Other concerns are that with the external mail addresses will conflict with internal domain name addresses when users are sending mail and appoinments to each other. If I rememeber correctly, there maybe a way to edit the email addresses in the GAL to be sure it points email to the hosted acccounts. Am I anywhere near close on this? Please help.

David
 
THE RISKS? It's FAR FAR FAR more insecure siting in .pst files.

[google]exchange shared calendar[/google]
[google]exchange shared contacts[/google]

Get rid of those hosted accounts and make your environment more secure, and use far less bandwidth.

Pat Richard, MCSE MCSA:Messaging CNA
Microsoft Exchange MVP
Want to know how email works? Read for yourself -
 
It's FAR FAR FAR more insecure siting in .pst files
Can you explain

David
 
Where are those .pst files? Probably on the workstations, since putting them on a server is not only a problem, but it's unsupported.

If they are on the workstation, they can't be scanned for viruses. They can't be backed up. The mail now takes more space in the .pst files (for several reasons). There is no ability to restore them (since they likely aren't backed up. There are known limits as to how big those files can be.

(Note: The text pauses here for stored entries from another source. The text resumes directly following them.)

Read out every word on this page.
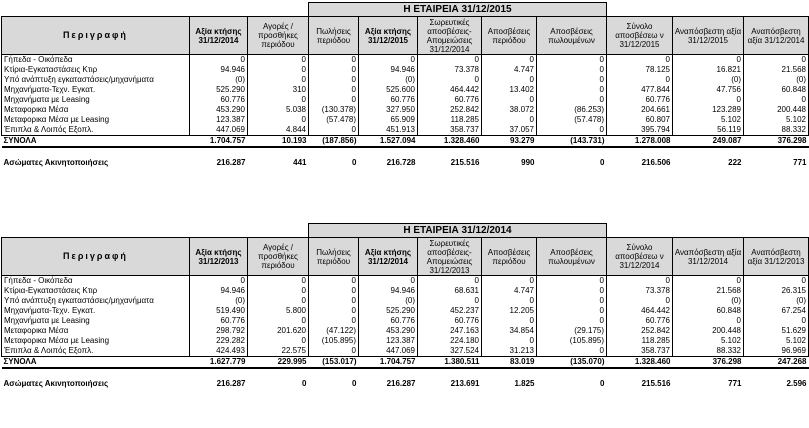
			Η ΕΤΑΙΡΕΙΑ 31/12/2015							
Περιγραφή	Αξία κτήσης 31/12/2014	Αγορές / προσθήκες περιόδου	Πωλήσεις περιόδου	Αξία κτήσης 31/12/2015	Σωρευτικές αποσβέσεις- Απομειώσεις 31/12/2014	Αποσβέσεις περιόδου	Αποσβέσεις πωλουμένων	Σύνολο αποσβέσεω ν 31/12/2015	Αναπόσβεστη αξία 31/12/2015	Αναπόσβεστη αξία 31/12/2014
Γήπεδα - Οικόπεδα	0	0	0	0	0	0	0	0	0	0
Κτίρια-Εγκαταστάσεις Κτιρ	94.946	0	0	94.946	73.378	4.747	0	78.125	16.821	21.568
Υπό ανάπτυξη εγκαταστάσεις/μηχανήματα	(0)	0	0	(0)	0	0	0	0	(0)	(0)
Μηχανήματα-Τεχν. Εγκατ.	525.290	310	0	525.600	464.442	13.402	0	477.844	47.756	60.848
Μηχανήματα με Leasing	60.776	0	0	60.776	60.776	0	0	60.776	0	0
Μεταφορικα Μέσα	453.290	5.038	(130.378)	327.950	252.842	38.072	(86.253)	204.661	123.289	200.448
Μεταφορικα Μέσα με Leasing	123.387	0	(57.478)	65.909	118.285	0	(57.478)	60.807	5.102	5.102
Έπιπλα & Λοιπός Εξοπλ.	447.069	4.844	0	451.913	358.737	37.057	0	395.794	56.119	88.332
ΣΥΝΟΛΑ	1.704.757	10.193	(187.856)	1.527.094	1.328.460	93.279	(143.731)	1.278.008	249.087	376.298

Ασώματες Ακινητοποιήσεις	216.287	441	0	216.728	215.516	990	0	216.506	222	771
			Η ΕΤΑΙΡΕΙΑ 31/12/2014							
Περιγραφή	Αξία κτήσης 31/12/2013	Αγορές / προσθήκες περιόδου	Πωλήσεις περιόδου	Αξία κτήσης 31/12/2014	Σωρευτικές αποσβέσεις- Απομειώσεις 31/12/2013	Αποσβέσεις περιόδου	Αποσβέσεις πωλουμένων	Σύνολο αποσβέσεω ν 31/12/2014	Αναπόσβεστη αξία 31/12/2014	Αναπόσβεστη αξία 31/12/2013
Γήπεδα - Οικόπεδα	0	0	0	0	0	0	0	0	0	0
Κτίρια-Εγκαταστάσεις Κτιρ	94.946	0	0	94.946	68.631	4.747	0	73.378	21.568	26.315
Υπό ανάπτυξη εγκαταστάσεις/μηχανήματα	(0)	0	0	(0)	0	0	0	0	(0)	(0)
Μηχανήματα-Τεχν. Εγκατ.	519.490	5.800	0	525.290	452.237	12.205	0	464.442	60.848	67.254
Μηχανήματα με Leasing	60.776	0	0	60.776	60.776	0	0	60.776	0	0
Μεταφορικα Μέσα	298.792	201.620	(47.122)	453.290	247.163	34.854	(29.175)	252.842	200.448	51.629
Μεταφορικα Μέσα με Leasing	229.282	0	(105.895)	123.387	224.180	0	(105.895)	118.285	5.102	5.102
Έπιπλα & Λοιπός Εξοπλ.	424.493	22.575	0	447.069	327.524	31.213	0	358.737	88.332	96.969
ΣΥΝΟΛΑ	1.627.779	229.995	(153.017)	1.704.757	1.380.511	83.019	(135.070)	1.328.460	376.298	247.268

Ασώματες Ακινητοποιήσεις	216.287	0	0	216.287	213.691	1.825	0	215.516	771	2.596
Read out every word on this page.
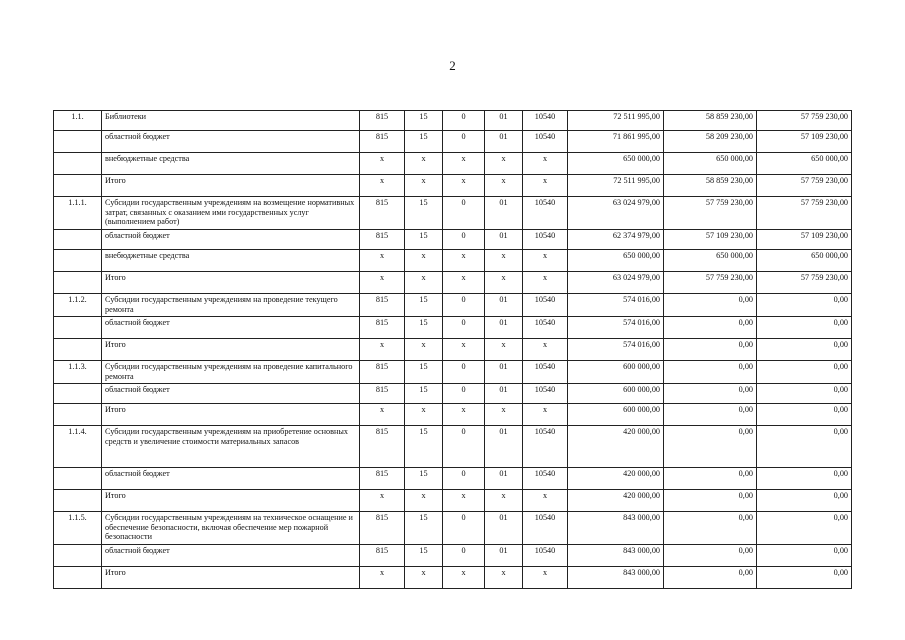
2
1.1.	Библиотеки	815	15	0	01	10540	72 511 995,00	58 859 230,00	57 759 230,00
	областной бюджет	815	15	0	01	10540	71 861 995,00	58 209 230,00	57 109 230,00
	внебюджетные средства	x	x	x	x	x	650 000,00	650 000,00	650 000,00
	Итого	x	x	x	x	x	72 511 995,00	58 859 230,00	57 759 230,00
1.1.1.	Субсидии государственным учреждениям на возмещение нормативных затрат, связанных с оказанием ими государственных услуг (выполнением работ)	815	15	0	01	10540	63 024 979,00	57 759 230,00	57 759 230,00
	областной бюджет	815	15	0	01	10540	62 374 979,00	57 109 230,00	57 109 230,00
	внебюджетные средства	x	x	x	x	x	650 000,00	650 000,00	650 000,00
	Итого	x	x	x	x	x	63 024 979,00	57 759 230,00	57 759 230,00
1.1.2.	Субсидии государственным учреждениям на проведение текущего ремонта	815	15	0	01	10540	574 016,00	0,00	0,00
	областной бюджет	815	15	0	01	10540	574 016,00	0,00	0,00
	Итого	x	x	x	x	x	574 016,00	0,00	0,00
1.1.3.	Субсидии государственным учреждениям на проведение капитального ремонта	815	15	0	01	10540	600 000,00	0,00	0,00
	областной бюджет	815	15	0	01	10540	600 000,00	0,00	0,00
	Итого	x	x	x	x	x	600 000,00	0,00	0,00
1.1.4.	Субсидии государственным учреждениям на приобретение основных средств и увеличение стоимости материальных запасов	815	15	0	01	10540	420 000,00	0,00	0,00
	областной бюджет	815	15	0	01	10540	420 000,00	0,00	0,00
	Итого	x	x	x	x	x	420 000,00	0,00	0,00
1.1.5.	Субсидии государственным учреждениям на техническое оснащение и обеспечение безопасности, включая обеспечение мер пожарной безопасности	815	15	0	01	10540	843 000,00	0,00	0,00
	областной бюджет	815	15	0	01	10540	843 000,00	0,00	0,00
	Итого	x	x	x	x	x	843 000,00	0,00	0,00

[google]why .pst are bad[/google]

Pat Richard, MCSE MCSA:Messaging CNA
Microsoft Exchange MVP
Want to know how email works? Read for yourself -
 
Thats true, the pst files are on the workstations and are not backed up. That is a risk. When you said risk earlier in your post, I thought you meant security risk. Which I am most concerned with at this point.
I am aware that these local pst files could be lost in the event of failure. I'm concerned but not sure that risk outweights the risk of keeping that mail on the server that at this time has not protection. Maybe I'm wrong in thinking that way?
Keep in mind this office is light mail users. They would however benefit from exchange shared calendars and contacts. So I would at least tackle that first. Later I can worry about that mail and mail hosting because that may require some additional software/services and maybe even hardware.